Anonyme, Le Classique des Poèmes/Shijing en la Pléiade (par Matthieu Gosztola)
Edition: La Pléiade Gallimard

[poèmes extraits de l’Anthologie de la poésie chinoise – Bibliothèque de la Pléiade –, dans une traduction de Rémi Mathieu, revue pour cette édition], Gallimard, coll. Folio bilingue (n°221), octobre 2019, 160 pages, 6,20 €
La barbarie. Partout. Rilke, à la fin des Élégies, emploie cette expression : « les infiniment morts », pour nous désigner. Déjà, Hölderlin, dans Hypérion, écrivait : « Les hommes de douleur / Chancellent, tombent / Aveuglément d’une heure / À une autre heure / Comme l’eau de rocher / En rocher rejetée / Par les années dans le gouffre incertain ». « Que peut faire la littérature face à la barbarie ? », s’interroge Javier Cercas, avant de murmurer : « Absolument rien ou presque rien […] ». Écoutons, par la voix de Moeris, cette déploration présente dans la IXe églogue des Bucoliques de Virgile : « Mais nos vers, Lycidas, valent au bruit des armes / Ce que vaut devant l’aigle un essaim de colombes ». « Que peut faire la littérature face à la barbarie ? », s’interroge Javier Cercas, avant de murmurer (nous ne l’avons pas laissé finir) : « Absolument rien ou presque rien, mais elle devrait œuvrer comme si elle pouvait faire absolument tout ».
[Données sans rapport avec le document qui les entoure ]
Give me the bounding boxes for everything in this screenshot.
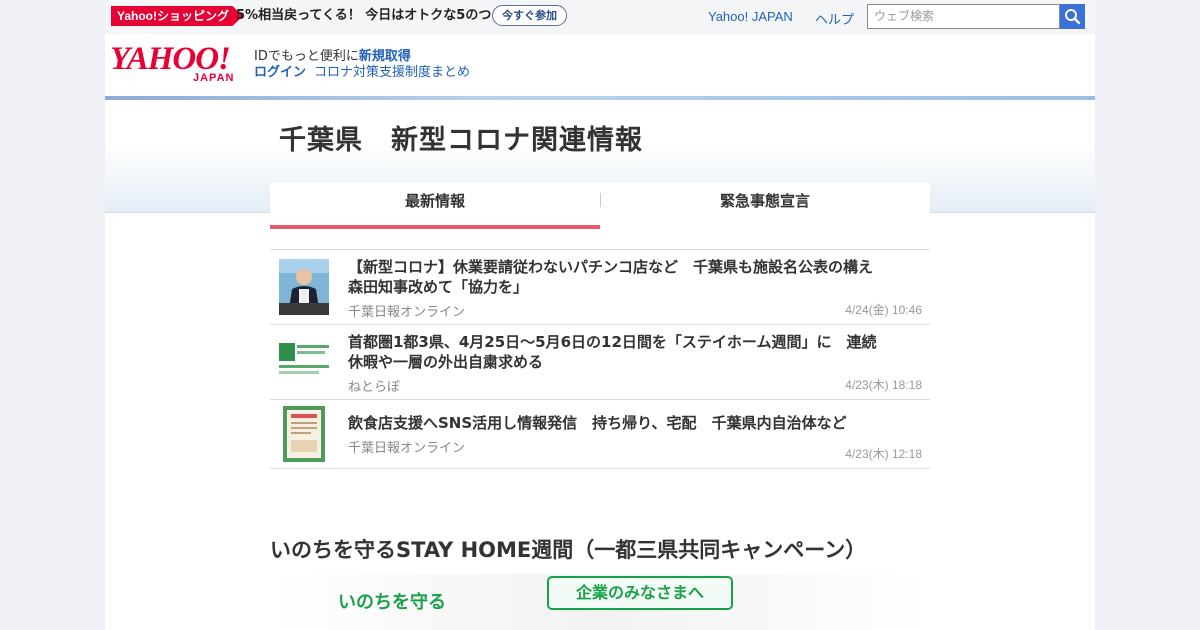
news-item[interactable]: 飲食店支援へSNS活用し情報発信 持ち帰り、宅配 千葉県内自治体など 千葉日報オ…: [270, 400, 930, 469]
tab-emergency-declaration[interactable]: 緊急事態宣言: [600, 183, 930, 229]
tab-latest-news[interactable]: 最新情報: [270, 183, 600, 229]
news-source: 千葉日報オンライン: [348, 441, 466, 456]
search-icon: [1065, 9, 1081, 25]
news-list: 【新型コロナ】休業要請従わないパチンコ店など 千葉県も施設名公表の構え 森田知事…: [270, 249, 930, 469]
logo-sub-text: JAPAN: [193, 72, 235, 84]
campaign-section-title: いのちを守るSTAY HOME週間（一都三県共同キャンペーン）: [270, 538, 867, 562]
yahoo-japan-link[interactable]: Yahoo! JAPAN: [708, 9, 793, 24]
news-thumbnail-image: [279, 341, 329, 377]
login-line: ログイン コロナ対策支援制度まとめ: [254, 61, 470, 80]
news-item[interactable]: 首都圏1都3県、4月25日～5月6日の12日間を「ステイホーム週間」に 連続休暇…: [270, 325, 930, 400]
news-timestamp: 4/23(木) 18:18: [845, 378, 922, 392]
news-title[interactable]: 首都圏1都3県、4月25日～5月6日の12日間を「ステイホーム週間」に 連続休暇…: [348, 332, 883, 372]
tab-bar: 最新情報 緊急事態宣言: [270, 183, 930, 229]
main-content: 千葉県 新型コロナ関連情報 最新情報 緊急事態宣言 【新型コロナ】休業要請従わな…: [105, 96, 1095, 630]
page-title: 千葉県 新型コロナ関連情報: [279, 125, 643, 156]
login-link[interactable]: ログイン: [254, 65, 306, 80]
site-header: YAHOO! JAPAN IDでもっと便利に新規取得 ログイン コロナ対策支援制度…: [105, 34, 1095, 96]
news-thumbnail-image: [283, 406, 325, 462]
shopping-promo-badge[interactable]: Yahoo!ショッピング: [111, 6, 244, 26]
news-title[interactable]: 【新型コロナ】休業要請従わないパチンコ店など 千葉県も施設名公表の構え 森田知事…: [348, 257, 888, 297]
news-item[interactable]: 【新型コロナ】休業要請従わないパチンコ店など 千葉県も施設名公表の構え 森田知事…: [270, 250, 930, 325]
campaign-banner[interactable]: いのちを守る 企業のみなさまへ: [270, 574, 930, 630]
help-link[interactable]: ヘルプ: [815, 9, 854, 28]
business-info-button[interactable]: 企業のみなさまへ: [547, 576, 733, 610]
promo-text[interactable]: 5%相当戻ってくる！ 今日はオトクな5のつく日: [236, 7, 517, 25]
news-thumbnail-image: [279, 259, 329, 315]
promo-join-button[interactable]: 今すぐ参加: [492, 5, 567, 26]
news-source: ねとらぼ: [348, 380, 401, 395]
news-title[interactable]: 飲食店支援へSNS活用し情報発信 持ち帰り、宅配 千葉県内自治体など: [348, 413, 883, 433]
corona-support-link[interactable]: コロナ対策支援制度まとめ: [314, 65, 470, 80]
top-bar: Yahoo!ショッピング 5%相当戻ってくる！ 今日はオトクな5のつく日 今すぐ…: [105, 0, 1095, 34]
news-source: 千葉日報オンライン: [348, 305, 466, 320]
search-button[interactable]: [1060, 4, 1085, 29]
web-search-input[interactable]: ウェブ検索: [867, 4, 1060, 29]
news-timestamp: 4/23(木) 12:18: [845, 447, 922, 461]
banner-slogan: いのちを守る: [338, 592, 446, 613]
news-timestamp: 4/24(金) 10:46: [845, 303, 922, 317]
yahoo-japan-logo[interactable]: YAHOO! JAPAN: [110, 41, 245, 84]
logo-main-text: YAHOO!: [110, 41, 231, 77]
Si elle peut absolument tout, la littérature, c’est par la douceur, cet essaim de colombes. Ainsi la poésie chinoise, « plus beau chemin pour s’incorporer le monde et briser la distance ritualisée que les Chinois ont toujours instaurée entre les hommes, ainsi que le constate le sinologue Rémi Mathieu. Dans une société si durement hiérarchisée, elle trouve […] sa place en chaque couche sociale. Dans la bouche paysanne, elle rythme les fêtes et les travaux ; chez le lettré, elle perpétue l’amour des Anciens et encourage la création ; chez le souverain ou le dirigeant politique, elle marque son humanité et sa majesté, car lui-même compose et calligraphie ses œuvres. Dénonçant le chaos social comme le désordre intérieur aux êtres, elle aspire à transcender et à dépasser les classes et les époques par cet appel à une harmonie globale que la Chine recherche avec passion et souhaite porter. Le champ poétique est un vaste espace de liberté dans une société qui n’en connaît guère, un domaine où règne le lâcher-prise dans un cadre sociopolitique qui le pratique fort peu. En Chine, sans doute plus qu’ailleurs, la poésie est le mode d’expression privilégié, perpétuellement vivant, d’un monde de tensions qui voit en elle le lieu unique de formulation d’un idéal de civilisation harmonieuse »*.
Matthieu Gosztola
* Cf. Kang-i Sun Chang et Stephen Owen, The Cambridge History of Chinese Literature, 2 volumes, tome I : To 1375, Cambridge et New York, Cambridge University Press, 2010.